第22話 測る者の限界
王都監査局の執務室は、静かすぎるほど静かだった。
白い石壁に囲まれた空間には、余計な装飾が一切ない。机、椅子、記録棚。それだけだ。ここでは感情も直感も、数字に変換できないものは居場所を持たない。
イオリス・フェルドは、積み上げられた報告書に目を通していた。
傭兵団《カイル隊》。
直近七件の依頼、被害ゼロ。
成功率、一〇〇%。
異常だ。
「……説明がつかない」
小さく呟き、記録板を閉じる。
彼は、これまで数え切れないほどの成功と失敗を見てきた。英雄も、無能も、天才も凡人も、すべては数値に落とし込める。そう信じてきた。
だが、この事例は違う。
突出した能力値は存在しない。
作戦も、奇抜ではない。
指揮官の名も、曖昧。
それなのに、結果だけが完璧だ。
「……事故だとすれば、続きすぎている」
事故は、再現しない。
再現しないものが、七回も続くはずがない。
イオリスは、立ち上がった。
――もう一度、直接確認するしかない。
数日後。
街道沿いの簡易拠点。
カイル隊が休息を取っている場所に、監査局の使者が現れた。
「再調査だ」
イオリス自身が、前に出る。
「今度は、現場を見せてもらう」
カイルは腕を組み、レインを見る。
「……どうする?」
「断れば、疑念は深まる」
レインは静かに答えた。
「なら、見せるしかない」
条件は一つ。
判断には、口を出さないこと。
イオリスは、それを受け入れた。
受け入れざるを得なかった。
次の依頼は、簡単ではなかった。
街道を外れた森で、魔物の群れが確認された。動きは散発的だが、知性がある。
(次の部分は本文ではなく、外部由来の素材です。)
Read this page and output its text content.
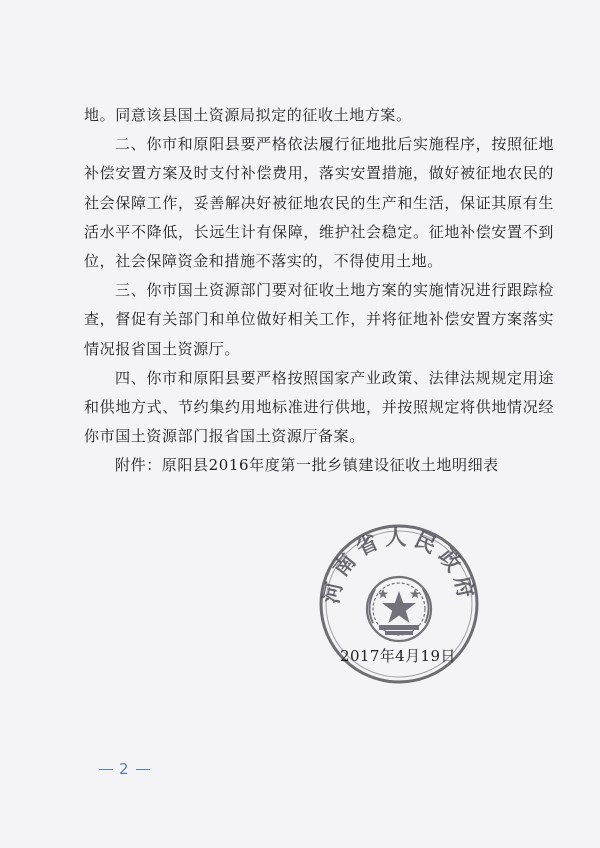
地。同意该县国土资源局拟定的征收土地方案。

二、你市和原阳县要严格依法履行征地批后实施程序，按照征地补偿安置方案及时支付补偿费用，落实安置措施，做好被征地农民的社会保障工作，妥善解决好被征地农民的生产和生活，保证其原有生活水平不降低，长远生计有保障，维护社会稳定。征地补偿安置不到位，社会保障资金和措施不落实的，不得使用土地。

三、你市国土资源部门要对征收土地方案的实施情况进行跟踪检查，督促有关部门和单位做好相关工作，并将征地补偿安置方案落实情况报省国土资源厅。

四、你市和原阳县要严格按照国家产业政策、法律法规规定用途和供地方式、节约集约用地标准进行供地，并按照规定将供地情况经你市国土资源部门报省国土资源厅备案。

附件：原阳县2016年度第一批乡镇建设征收土地明细表

河南省人民政府
2017年4月19日
2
下手に手を出せば、囲まれる。
傭兵たちの緊張が、高まる。
レインは、森を一瞥しただけで言った。
「左から入る」
即断。
イオリスは、思わず記録板に手を伸ばす。
理由は?
根拠は?
数値は?
だが、口には出さない。
条件だ。
戦闘は、短かった。
レインの指示は、最小限だった。
「止まれ」
「今だ」
「引け」
それだけで、魔物は混乱し、各個撃破された。
被害は、軽微。
致命傷なし。
イオリスは、戦闘の一部始終を見ていた。
だが、理解できなかった。
なぜ、あの瞬間に止まったのか。
なぜ、あの合図で動いたのか。
記録板には、何も書けない。
戦闘後、イオリスはレインに近づいた。
「……確認した」
声は、わずかに硬い。
「あなたの判断は、確かに“当たる”」
「それで?」
「だが、説明できない」
レインは、頷いた。
「知っている」
「それが、限界だ」
イオリスは、珍しく感情を滲ませた。
「数値評価は、世界を安定させる。説明できない成功は、秩序を壊す」
「秩序が、命を切り捨てるなら?」
レインは、静かに返す。
イオリスは、答えられなかった。
「……あなたを、排除する気はない」
しばらくして、そう言った。
「だが、保護もできない。今の制度では」
それは、敗北宣言だった。
「分かった」
レインは、淡々と受け止める。
「俺も、守られるつもりはない」
二人は、しばらく無言で森を見つめた。
同じ現場を見て、同じ結果を見て。
それでも、辿り着く結論は違う。
イオリスは、背を向ける前に言った。
「……あなたは、制度の外側にいる」
「最初から、そうだ」
レインは答えた。
測る者は、限界を知った。
測れない者は、そのまま進む。
世界は、まだ選べていない。
管理するか。
受け入れるか。
その狭間で、歯車は静かに軋み続けていた。